I felt grateful that I was in a safe place and not on the side of the freeway and that despite all the record-breaking rain we’ve had this month, today was a cool, sunny, perfect-weather day. I also felt a great sense of appreciation for the existence of AAA.
Next I used the Starbucks restroom, ordered a drink, set up my laptop and did a little work until AAA arrived.
When the AAA driver took off my tire, I saw the full extent of the damage – a chunk of my tire was missing.
The driver put the spare tire on the car and noted that the speed limit was 50 mph so I decided to take surface streets home instead of the freeway.
Road of memories
When I drove out of the parking lot, I noticed that there were two police cars in the middle of the street and in the driveway that I initially turned into across the street, a smashed-up truck was stopped and traffic going the opposite direction was lined up for a few miles.
Google Maps instructed me to take McClintock Road as a non-highway route.

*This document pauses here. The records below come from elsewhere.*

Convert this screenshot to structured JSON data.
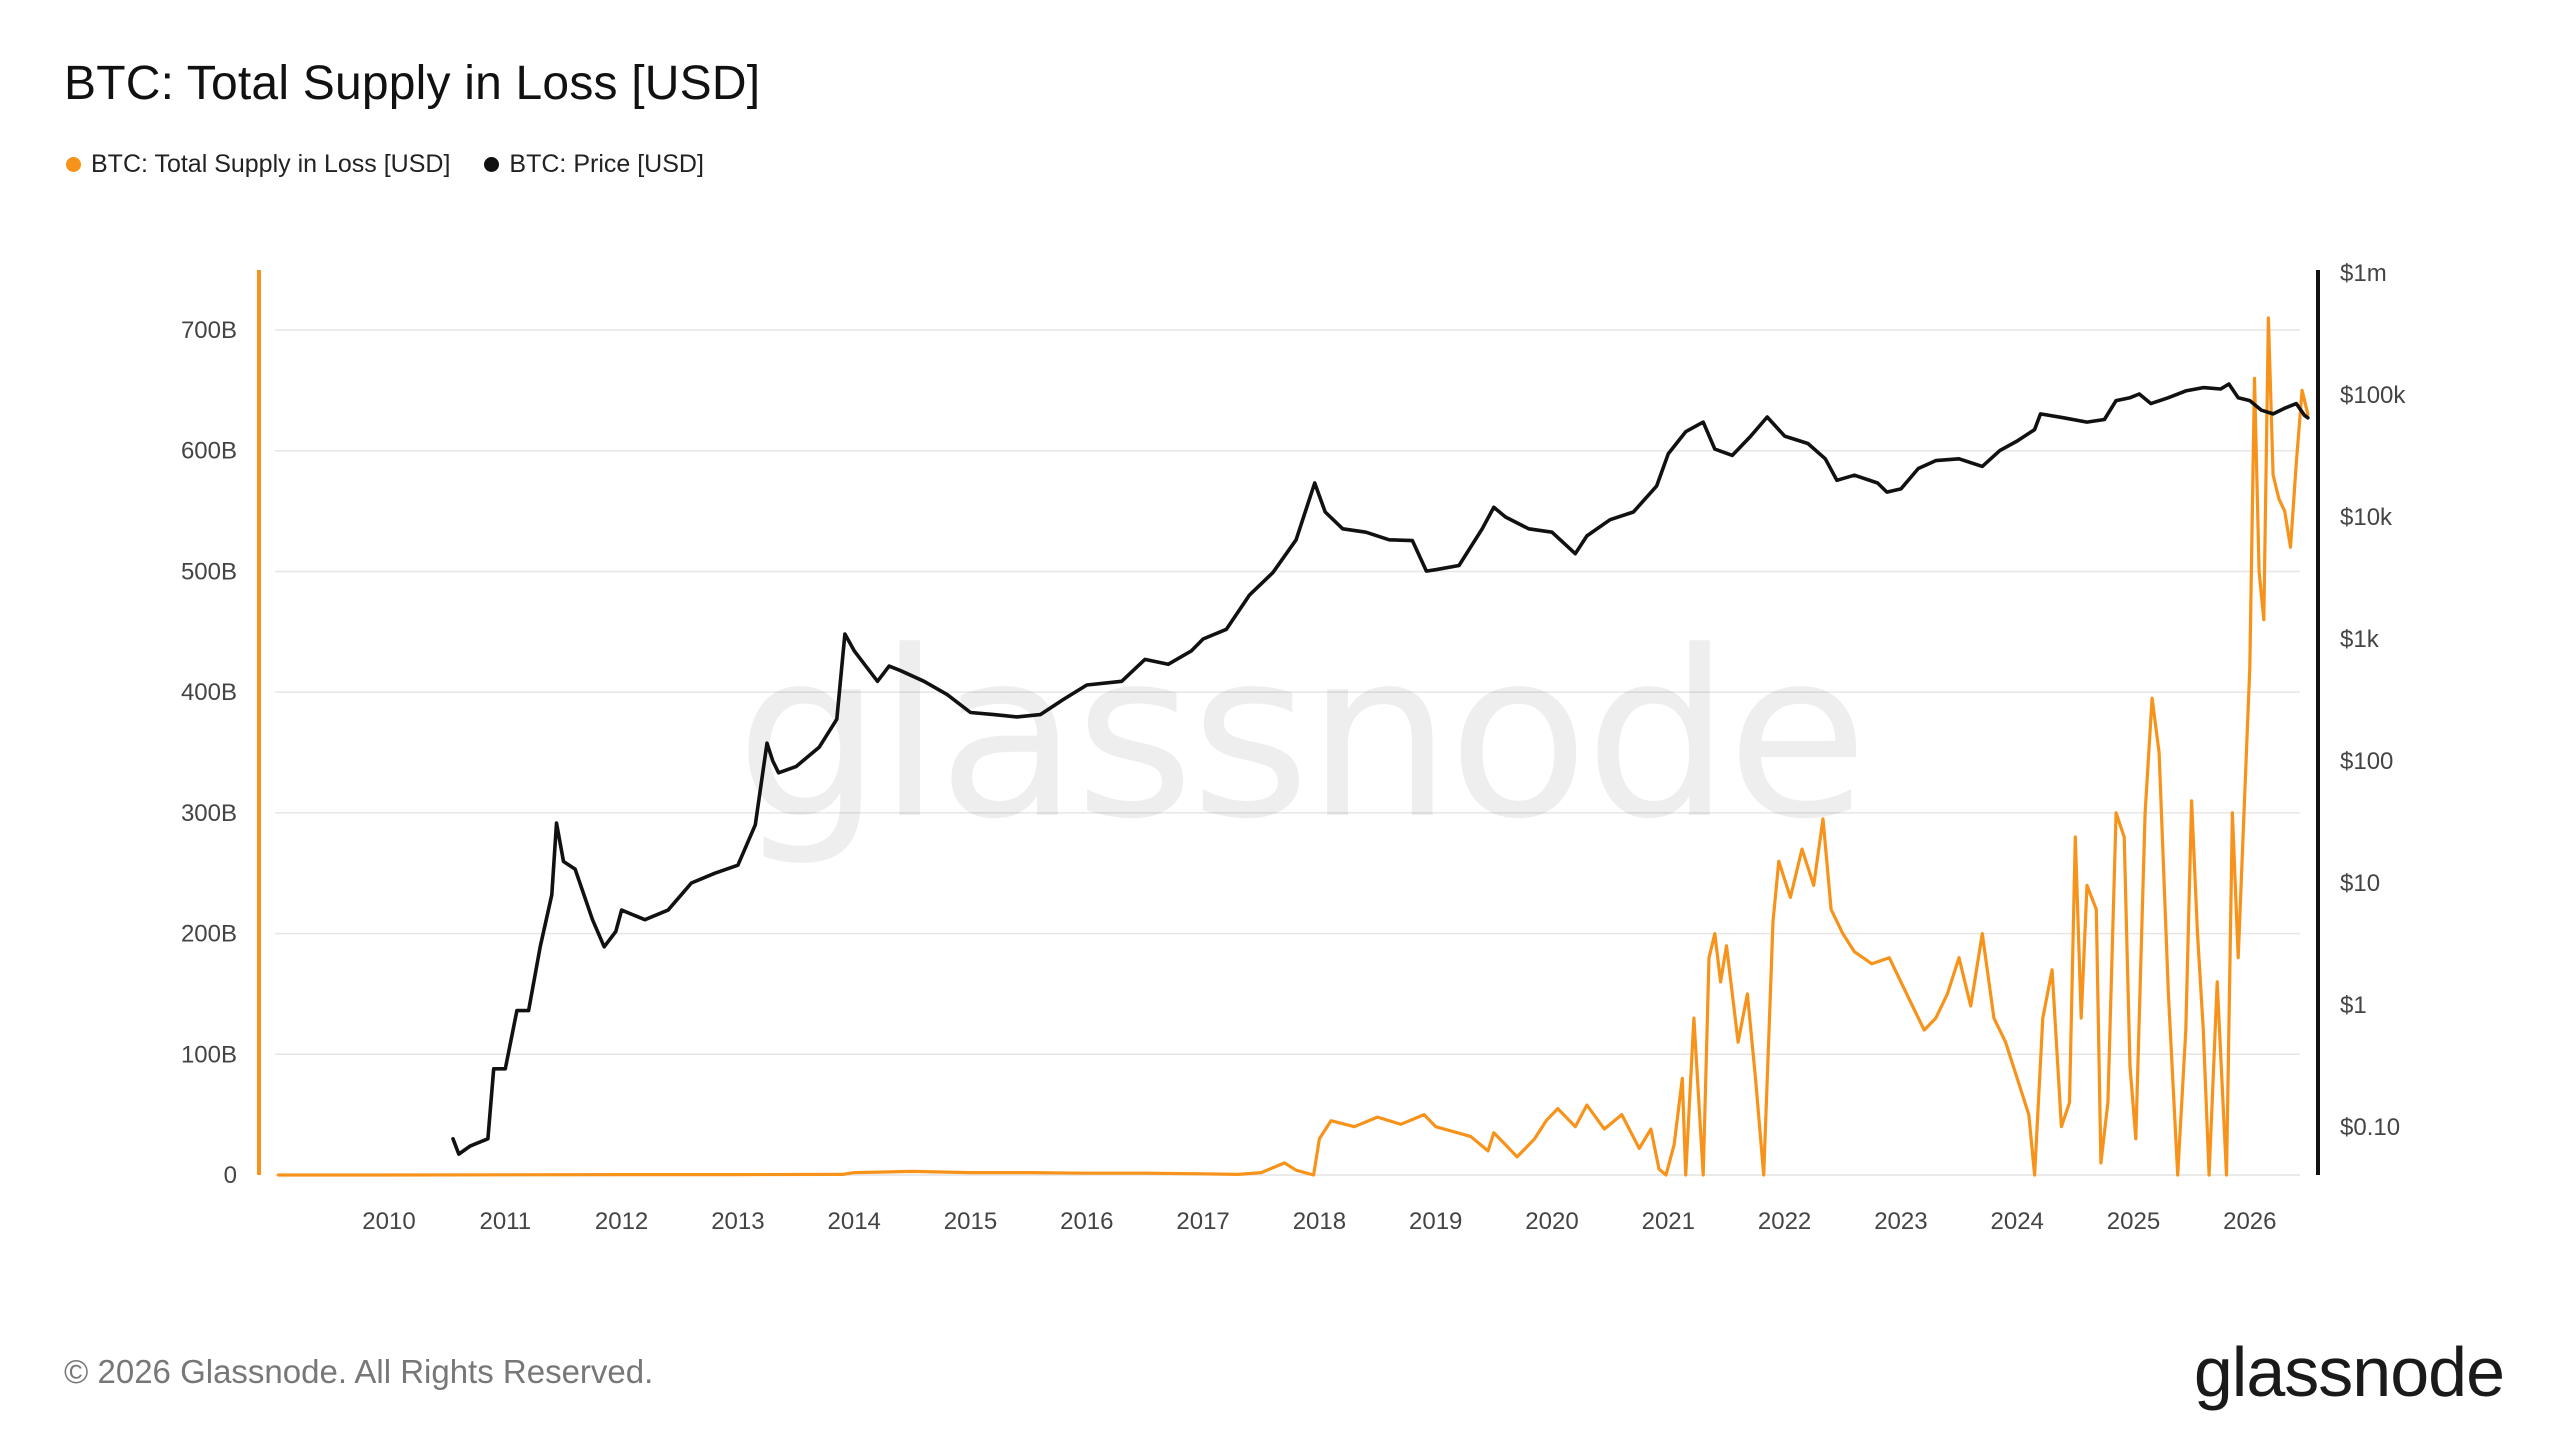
{
  "title": "BTC: Total Supply in Loss [USD]",
  "legend": [
    {
      "label": "BTC: Total Supply in Loss [USD]",
      "color": "#f7931a"
    },
    {
      "label": "BTC: Price [USD]",
      "color": "#111111"
    }
  ],
  "watermark": "glassnode",
  "footer": "© 2026 Glassnode. All Rights Reserved.",
  "logo": "glassnode",
  "chart_data": {
    "type": "line",
    "title": "BTC: Total Supply in Loss [USD]",
    "grid": true,
    "legend_position": "top-left",
    "x_ticks": [
      "2010",
      "2011",
      "2012",
      "2013",
      "2014",
      "2015",
      "2016",
      "2017",
      "2018",
      "2019",
      "2020",
      "2021",
      "2022",
      "2023",
      "2024",
      "2025",
      "2026"
    ],
    "x_range": [
      2009.0,
      2026.55
    ],
    "y_left": {
      "ticks": [
        "0",
        "100B",
        "200B",
        "300B",
        "400B",
        "500B",
        "600B",
        "700B"
      ],
      "tick_values": [
        0,
        100,
        200,
        300,
        400,
        500,
        600,
        700
      ],
      "unit": "B USD",
      "range": [
        0,
        750
      ]
    },
    "y_right": {
      "scale": "log",
      "ticks": [
        "$0.10",
        "$1",
        "$10",
        "$100",
        "$1k",
        "$10k",
        "$100k",
        "$1m"
      ],
      "tick_values": [
        0.1,
        1,
        10,
        100,
        1000,
        10000,
        100000,
        1000000
      ],
      "range": [
        0.04,
        1000000
      ]
    },
    "series": [
      {
        "name": "BTC: Total Supply in Loss [USD]",
        "axis": "left",
        "color": "#f7931a",
        "points": [
          [
            2009.05,
            0
          ],
          [
            2010.0,
            0
          ],
          [
            2011.0,
            0.2
          ],
          [
            2012.0,
            0.3
          ],
          [
            2013.0,
            0.3
          ],
          [
            2013.9,
            0.5
          ],
          [
            2014.0,
            2
          ],
          [
            2014.5,
            3
          ],
          [
            2015.0,
            2
          ],
          [
            2015.5,
            2
          ],
          [
            2016.0,
            1.5
          ],
          [
            2016.5,
            1.5
          ],
          [
            2017.0,
            1
          ],
          [
            2017.3,
            0.5
          ],
          [
            2017.5,
            2
          ],
          [
            2017.7,
            10
          ],
          [
            2017.8,
            4
          ],
          [
            2017.95,
            0
          ],
          [
            2018.0,
            30
          ],
          [
            2018.1,
            45
          ],
          [
            2018.3,
            40
          ],
          [
            2018.5,
            48
          ],
          [
            2018.7,
            42
          ],
          [
            2018.9,
            50
          ],
          [
            2019.0,
            40
          ],
          [
            2019.3,
            32
          ],
          [
            2019.45,
            20
          ],
          [
            2019.5,
            35
          ],
          [
            2019.6,
            25
          ],
          [
            2019.7,
            15
          ],
          [
            2019.85,
            30
          ],
          [
            2019.95,
            45
          ],
          [
            2020.05,
            55
          ],
          [
            2020.2,
            40
          ],
          [
            2020.3,
            58
          ],
          [
            2020.45,
            38
          ],
          [
            2020.6,
            50
          ],
          [
            2020.75,
            22
          ],
          [
            2020.85,
            38
          ],
          [
            2020.92,
            5
          ],
          [
            2020.98,
            0
          ],
          [
            2021.05,
            25
          ],
          [
            2021.12,
            80
          ],
          [
            2021.15,
            0
          ],
          [
            2021.22,
            130
          ],
          [
            2021.3,
            0
          ],
          [
            2021.35,
            180
          ],
          [
            2021.4,
            200
          ],
          [
            2021.45,
            160
          ],
          [
            2021.5,
            190
          ],
          [
            2021.6,
            110
          ],
          [
            2021.68,
            150
          ],
          [
            2021.75,
            80
          ],
          [
            2021.82,
            0
          ],
          [
            2021.87,
            130
          ],
          [
            2021.9,
            210
          ],
          [
            2021.95,
            260
          ],
          [
            2022.05,
            230
          ],
          [
            2022.15,
            270
          ],
          [
            2022.25,
            240
          ],
          [
            2022.33,
            295
          ],
          [
            2022.4,
            220
          ],
          [
            2022.5,
            200
          ],
          [
            2022.6,
            185
          ],
          [
            2022.75,
            175
          ],
          [
            2022.9,
            180
          ],
          [
            2023.0,
            160
          ],
          [
            2023.1,
            140
          ],
          [
            2023.2,
            120
          ],
          [
            2023.3,
            130
          ],
          [
            2023.4,
            150
          ],
          [
            2023.5,
            180
          ],
          [
            2023.6,
            140
          ],
          [
            2023.7,
            200
          ],
          [
            2023.8,
            130
          ],
          [
            2023.9,
            110
          ],
          [
            2024.0,
            80
          ],
          [
            2024.1,
            50
          ],
          [
            2024.15,
            0
          ],
          [
            2024.22,
            130
          ],
          [
            2024.3,
            170
          ],
          [
            2024.38,
            40
          ],
          [
            2024.45,
            60
          ],
          [
            2024.5,
            280
          ],
          [
            2024.55,
            130
          ],
          [
            2024.6,
            240
          ],
          [
            2024.68,
            220
          ],
          [
            2024.72,
            10
          ],
          [
            2024.78,
            60
          ],
          [
            2024.85,
            300
          ],
          [
            2024.92,
            280
          ],
          [
            2024.97,
            90
          ],
          [
            2025.02,
            30
          ],
          [
            2025.1,
            300
          ],
          [
            2025.16,
            395
          ],
          [
            2025.22,
            350
          ],
          [
            2025.3,
            150
          ],
          [
            2025.38,
            0
          ],
          [
            2025.45,
            120
          ],
          [
            2025.5,
            310
          ],
          [
            2025.55,
            200
          ],
          [
            2025.6,
            120
          ],
          [
            2025.65,
            0
          ],
          [
            2025.72,
            160
          ],
          [
            2025.8,
            0
          ],
          [
            2025.85,
            300
          ],
          [
            2025.9,
            180
          ],
          [
            2026.0,
            420
          ],
          [
            2026.04,
            660
          ],
          [
            2026.08,
            500
          ],
          [
            2026.12,
            460
          ],
          [
            2026.16,
            710
          ],
          [
            2026.2,
            580
          ],
          [
            2026.25,
            560
          ],
          [
            2026.3,
            550
          ],
          [
            2026.35,
            520
          ],
          [
            2026.4,
            590
          ],
          [
            2026.45,
            650
          ],
          [
            2026.5,
            630
          ]
        ]
      },
      {
        "name": "BTC: Price [USD]",
        "axis": "right",
        "color": "#111111",
        "points": [
          [
            2010.55,
            0.08
          ],
          [
            2010.6,
            0.06
          ],
          [
            2010.7,
            0.07
          ],
          [
            2010.85,
            0.08
          ],
          [
            2010.9,
            0.3
          ],
          [
            2011.0,
            0.3
          ],
          [
            2011.1,
            0.9
          ],
          [
            2011.2,
            0.9
          ],
          [
            2011.3,
            3
          ],
          [
            2011.4,
            8
          ],
          [
            2011.44,
            31
          ],
          [
            2011.5,
            15
          ],
          [
            2011.6,
            13
          ],
          [
            2011.75,
            5
          ],
          [
            2011.85,
            3
          ],
          [
            2011.95,
            4
          ],
          [
            2012.0,
            6
          ],
          [
            2012.2,
            5
          ],
          [
            2012.4,
            6
          ],
          [
            2012.6,
            10
          ],
          [
            2012.8,
            12
          ],
          [
            2013.0,
            14
          ],
          [
            2013.15,
            30
          ],
          [
            2013.25,
            140
          ],
          [
            2013.3,
            100
          ],
          [
            2013.35,
            80
          ],
          [
            2013.5,
            90
          ],
          [
            2013.7,
            130
          ],
          [
            2013.85,
            220
          ],
          [
            2013.92,
            1100
          ],
          [
            2014.0,
            800
          ],
          [
            2014.1,
            600
          ],
          [
            2014.2,
            450
          ],
          [
            2014.3,
            600
          ],
          [
            2014.4,
            550
          ],
          [
            2014.6,
            450
          ],
          [
            2014.8,
            350
          ],
          [
            2015.0,
            250
          ],
          [
            2015.2,
            240
          ],
          [
            2015.4,
            230
          ],
          [
            2015.6,
            240
          ],
          [
            2015.8,
            320
          ],
          [
            2016.0,
            420
          ],
          [
            2016.3,
            450
          ],
          [
            2016.5,
            680
          ],
          [
            2016.7,
            620
          ],
          [
            2016.9,
            800
          ],
          [
            2017.0,
            1000
          ],
          [
            2017.2,
            1200
          ],
          [
            2017.4,
            2300
          ],
          [
            2017.6,
            3500
          ],
          [
            2017.8,
            6500
          ],
          [
            2017.96,
            19000
          ],
          [
            2018.05,
            11000
          ],
          [
            2018.2,
            8000
          ],
          [
            2018.4,
            7500
          ],
          [
            2018.6,
            6500
          ],
          [
            2018.8,
            6400
          ],
          [
            2018.92,
            3600
          ],
          [
            2019.0,
            3700
          ],
          [
            2019.2,
            4000
          ],
          [
            2019.4,
            8000
          ],
          [
            2019.5,
            12000
          ],
          [
            2019.6,
            10000
          ],
          [
            2019.8,
            8000
          ],
          [
            2020.0,
            7500
          ],
          [
            2020.2,
            5000
          ],
          [
            2020.3,
            7000
          ],
          [
            2020.5,
            9500
          ],
          [
            2020.7,
            11000
          ],
          [
            2020.9,
            18000
          ],
          [
            2021.0,
            33000
          ],
          [
            2021.15,
            50000
          ],
          [
            2021.3,
            60000
          ],
          [
            2021.4,
            36000
          ],
          [
            2021.55,
            32000
          ],
          [
            2021.7,
            45000
          ],
          [
            2021.85,
            66000
          ],
          [
            2022.0,
            46000
          ],
          [
            2022.2,
            40000
          ],
          [
            2022.35,
            30000
          ],
          [
            2022.45,
            20000
          ],
          [
            2022.6,
            22000
          ],
          [
            2022.8,
            19000
          ],
          [
            2022.88,
            16000
          ],
          [
            2023.0,
            17000
          ],
          [
            2023.15,
            25000
          ],
          [
            2023.3,
            29000
          ],
          [
            2023.5,
            30000
          ],
          [
            2023.7,
            26000
          ],
          [
            2023.85,
            35000
          ],
          [
            2024.0,
            42000
          ],
          [
            2024.15,
            52000
          ],
          [
            2024.2,
            70000
          ],
          [
            2024.4,
            65000
          ],
          [
            2024.6,
            60000
          ],
          [
            2024.75,
            63000
          ],
          [
            2024.85,
            90000
          ],
          [
            2024.97,
            95000
          ],
          [
            2025.05,
            102000
          ],
          [
            2025.15,
            85000
          ],
          [
            2025.3,
            95000
          ],
          [
            2025.45,
            108000
          ],
          [
            2025.6,
            115000
          ],
          [
            2025.75,
            112000
          ],
          [
            2025.82,
            123000
          ],
          [
            2025.9,
            95000
          ],
          [
            2026.0,
            90000
          ],
          [
            2026.1,
            75000
          ],
          [
            2026.2,
            70000
          ],
          [
            2026.3,
            78000
          ],
          [
            2026.4,
            85000
          ],
          [
            2026.47,
            68000
          ],
          [
            2026.5,
            65000
          ]
        ]
      }
    ]
  }
}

Taking this surface street instead of my normal freeway route resurfaced many memories.
I drove through the intersection of McClintock and Baseline roads, where I used to shelp along with my mom on errands to Gemco (now a Target) and Smitty’s. Sometimes she bought me and my sister Icees after a long shopping trip. Once when my grandparents were visiting, they took me to the Smitty’s deli where I ate a club sandwich and once when my parents were out of town, they left me and my sister with a babysitter, a nice older woman from our synagogue, and we stopped at Smitty’s then searched the parking lot for the plastic peach she kept on her car antenna.
Further down the road, I passed a place called the Social Hall, but I remembered it as Minder Binders, a place I only went a couple of times, but once was with my aunt who has since passed away and my sister, who was wearing a fluorescent shirt.

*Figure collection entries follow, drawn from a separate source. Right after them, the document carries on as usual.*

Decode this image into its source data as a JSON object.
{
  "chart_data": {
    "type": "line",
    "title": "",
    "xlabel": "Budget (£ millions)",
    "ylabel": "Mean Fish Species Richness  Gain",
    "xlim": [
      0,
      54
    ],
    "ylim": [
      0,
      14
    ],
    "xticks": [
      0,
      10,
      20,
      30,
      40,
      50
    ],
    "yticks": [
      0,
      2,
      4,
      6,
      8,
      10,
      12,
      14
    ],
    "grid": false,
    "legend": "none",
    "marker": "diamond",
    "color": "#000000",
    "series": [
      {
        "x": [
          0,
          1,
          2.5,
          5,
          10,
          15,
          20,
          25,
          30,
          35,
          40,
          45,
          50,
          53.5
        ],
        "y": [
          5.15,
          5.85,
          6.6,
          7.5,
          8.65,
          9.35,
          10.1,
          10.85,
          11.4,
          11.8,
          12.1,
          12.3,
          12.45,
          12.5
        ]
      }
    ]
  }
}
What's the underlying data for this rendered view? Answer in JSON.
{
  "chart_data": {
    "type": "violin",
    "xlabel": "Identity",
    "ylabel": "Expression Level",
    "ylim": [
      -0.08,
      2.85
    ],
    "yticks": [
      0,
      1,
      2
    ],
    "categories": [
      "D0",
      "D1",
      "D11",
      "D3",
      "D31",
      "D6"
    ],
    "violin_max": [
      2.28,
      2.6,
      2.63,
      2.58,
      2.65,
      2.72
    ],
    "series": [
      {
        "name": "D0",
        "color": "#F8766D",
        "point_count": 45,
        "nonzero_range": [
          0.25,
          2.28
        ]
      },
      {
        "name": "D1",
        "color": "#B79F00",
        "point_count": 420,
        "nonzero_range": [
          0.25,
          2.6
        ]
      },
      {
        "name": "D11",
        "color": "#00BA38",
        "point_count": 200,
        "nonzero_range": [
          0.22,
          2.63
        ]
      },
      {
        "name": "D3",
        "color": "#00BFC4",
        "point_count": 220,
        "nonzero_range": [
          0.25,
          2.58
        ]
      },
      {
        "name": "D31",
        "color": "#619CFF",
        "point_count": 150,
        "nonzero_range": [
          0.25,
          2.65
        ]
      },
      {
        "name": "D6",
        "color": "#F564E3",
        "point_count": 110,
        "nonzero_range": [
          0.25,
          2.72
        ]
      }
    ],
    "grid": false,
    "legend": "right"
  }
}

Some other buildings looked familiar as I continued driving. Hey, there’s Big Surf! In all my years growing up in Mesa, I never went there so although it didn’t evoke any specific memories, its existence alone is a memory.
Then all of a sudden I was at the corner of McClintock and McKellips and I realized where I was. I had forgotten that McClintock turns into Hayden and I had unexpectedly drove to the cemetery where my mom is buried. It took me by surprise and then I noticed that the car in front of me had a bumper sticker on the back of the car that said in black capital letters: MOM.
As I sat at the red light, I grabbed my phone to take a picture of what felt like a significant moment. Captured in my windshield view was the MOM bumper sticker and the cemetery sign across the street. But the light turned green and there wasn’t time to snap a picture.
After I drove through the intersection, I made a right turn into the cemetery driveway and drove to the area where I knew my childhood synagogue’s section was.
There was only one other car parked there and a couple was walking to a nearby section. I found my mom’s grave and stayed for a few minutes. I recognized some of the names on other headstones. I waited for something significant to happen – could there be a reason why I was led here right now? Is there some connection to the couple that is standing there? Was my mom behind the tire damage because I hadn’t visited in awhile?
I still don’t have any answers, but on the way home I called my sister and we decided we would visit the cemetery together next time she was in town.
It took over an hour to get home on surface streets, but it was more meaningful then the quicker route and was a reminder that sometimes you just need to go wherever the road takes you.